The watchdog thinks that there are 3.3m people in persistent debt and over half (1.8m) end up paying more in interest and charges than they spend on reducing their borrowings for two consecutive periods of eighteen months. On average they pay £2.50 to their lenders for every £1 they reduce their debts by. That makes them very profitable customers.
The spending habit is clearly a hard one to break and this is one of those instances where a nanny might be necessary.
However, it won't just be the banks that will lose out through the turning off of the taps. The UK economy has also enjoyed a significant, and unjustified, boost through people habitually splurging on their credit cards.
The wild abandon with which they’ve been borrowing has started to worry the Bank of England, which recently raised the alarm. Its Prudential Regulation Authority is looking into whether banks have been compromising on credit quality in the hunt for new borrowers. The PRA might be the next watchdog to bring the hammer down.
Credit cards have been of particular concern, and I’d imagine there has been a degree of co-ordination between it and the FCA, whose boss Andrew Bailey is a former deputy governor of the Bank of England. You’d certainly hope so.
Regardless, an awful lot of people might have cause to be thankful to nanny in the long run.
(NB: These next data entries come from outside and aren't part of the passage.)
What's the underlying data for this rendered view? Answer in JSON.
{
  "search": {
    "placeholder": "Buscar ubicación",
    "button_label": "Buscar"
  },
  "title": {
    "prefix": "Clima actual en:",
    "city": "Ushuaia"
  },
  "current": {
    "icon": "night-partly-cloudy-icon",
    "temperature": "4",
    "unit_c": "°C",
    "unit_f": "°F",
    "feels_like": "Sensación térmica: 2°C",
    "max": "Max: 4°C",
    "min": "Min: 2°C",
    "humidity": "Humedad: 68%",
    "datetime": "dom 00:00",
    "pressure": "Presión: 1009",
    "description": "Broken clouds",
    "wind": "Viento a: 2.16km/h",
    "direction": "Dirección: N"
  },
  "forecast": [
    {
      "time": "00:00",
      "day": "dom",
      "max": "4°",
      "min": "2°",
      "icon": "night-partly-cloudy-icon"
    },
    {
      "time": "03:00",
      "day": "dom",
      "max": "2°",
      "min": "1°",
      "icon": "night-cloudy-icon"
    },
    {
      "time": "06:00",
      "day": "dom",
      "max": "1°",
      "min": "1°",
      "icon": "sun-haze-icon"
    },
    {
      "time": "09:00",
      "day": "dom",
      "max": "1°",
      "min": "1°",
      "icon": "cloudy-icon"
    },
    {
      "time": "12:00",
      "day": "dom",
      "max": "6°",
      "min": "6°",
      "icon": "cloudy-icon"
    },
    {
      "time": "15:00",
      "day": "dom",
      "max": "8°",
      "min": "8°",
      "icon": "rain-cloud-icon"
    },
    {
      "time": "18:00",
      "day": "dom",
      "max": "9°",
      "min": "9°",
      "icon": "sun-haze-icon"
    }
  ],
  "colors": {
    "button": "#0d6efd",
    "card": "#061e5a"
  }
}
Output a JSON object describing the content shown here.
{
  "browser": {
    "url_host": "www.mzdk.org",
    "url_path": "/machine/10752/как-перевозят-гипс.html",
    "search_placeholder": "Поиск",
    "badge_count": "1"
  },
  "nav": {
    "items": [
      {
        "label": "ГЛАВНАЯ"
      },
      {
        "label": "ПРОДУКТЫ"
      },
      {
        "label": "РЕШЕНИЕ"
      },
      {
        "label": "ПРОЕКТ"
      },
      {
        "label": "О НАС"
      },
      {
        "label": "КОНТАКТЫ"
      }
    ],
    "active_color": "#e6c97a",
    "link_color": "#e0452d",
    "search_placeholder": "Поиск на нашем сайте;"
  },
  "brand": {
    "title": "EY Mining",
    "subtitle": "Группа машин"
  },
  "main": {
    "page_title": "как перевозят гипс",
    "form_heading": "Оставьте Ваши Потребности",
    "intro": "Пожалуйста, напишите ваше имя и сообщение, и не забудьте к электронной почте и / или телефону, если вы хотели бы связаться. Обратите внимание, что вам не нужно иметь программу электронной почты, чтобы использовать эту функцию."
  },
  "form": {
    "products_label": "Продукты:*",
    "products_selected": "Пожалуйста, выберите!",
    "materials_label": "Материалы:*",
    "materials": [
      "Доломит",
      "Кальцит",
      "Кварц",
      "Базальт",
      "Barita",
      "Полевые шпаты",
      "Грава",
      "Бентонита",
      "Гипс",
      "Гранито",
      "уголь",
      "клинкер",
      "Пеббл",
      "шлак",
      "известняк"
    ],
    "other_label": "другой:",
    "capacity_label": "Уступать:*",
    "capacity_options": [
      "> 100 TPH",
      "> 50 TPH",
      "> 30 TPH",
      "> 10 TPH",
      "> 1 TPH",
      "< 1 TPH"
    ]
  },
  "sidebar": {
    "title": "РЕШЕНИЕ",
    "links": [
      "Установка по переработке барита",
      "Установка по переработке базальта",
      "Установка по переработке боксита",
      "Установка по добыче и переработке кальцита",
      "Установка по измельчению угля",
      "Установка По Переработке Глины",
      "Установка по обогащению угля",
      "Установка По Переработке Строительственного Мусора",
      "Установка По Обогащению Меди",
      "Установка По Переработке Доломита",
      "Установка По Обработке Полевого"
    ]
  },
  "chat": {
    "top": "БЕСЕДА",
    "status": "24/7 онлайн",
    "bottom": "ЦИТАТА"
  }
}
They’ll get to keep more of their money as opposed to giving it to their banks.
The wider economy will also benefit. Household debt topped 160 per cent of GDP in the run up to the financial crisis, and the number has started to rise again. Not a happy situation to be in.
Nipping the problem in the bud will, however, rob the post-Brexit economy of some of the debt driven consumer spending that has served as its favourite crutch, one that has helped to prop up growth at a time when trade and investment have been notably weak.
Long term that should be beneficial. Consumers stand to save between £3bn and £13bn as a result of the FCA's credit card crackdown (it thinks). They will (in theory) be able to spend that money in the economy rather than on their banks. But it will take many years for that benefit to filter through to the figures, and Brexiteer ministers might be wise to brace themselves for some disappointing numbers in the months ahead.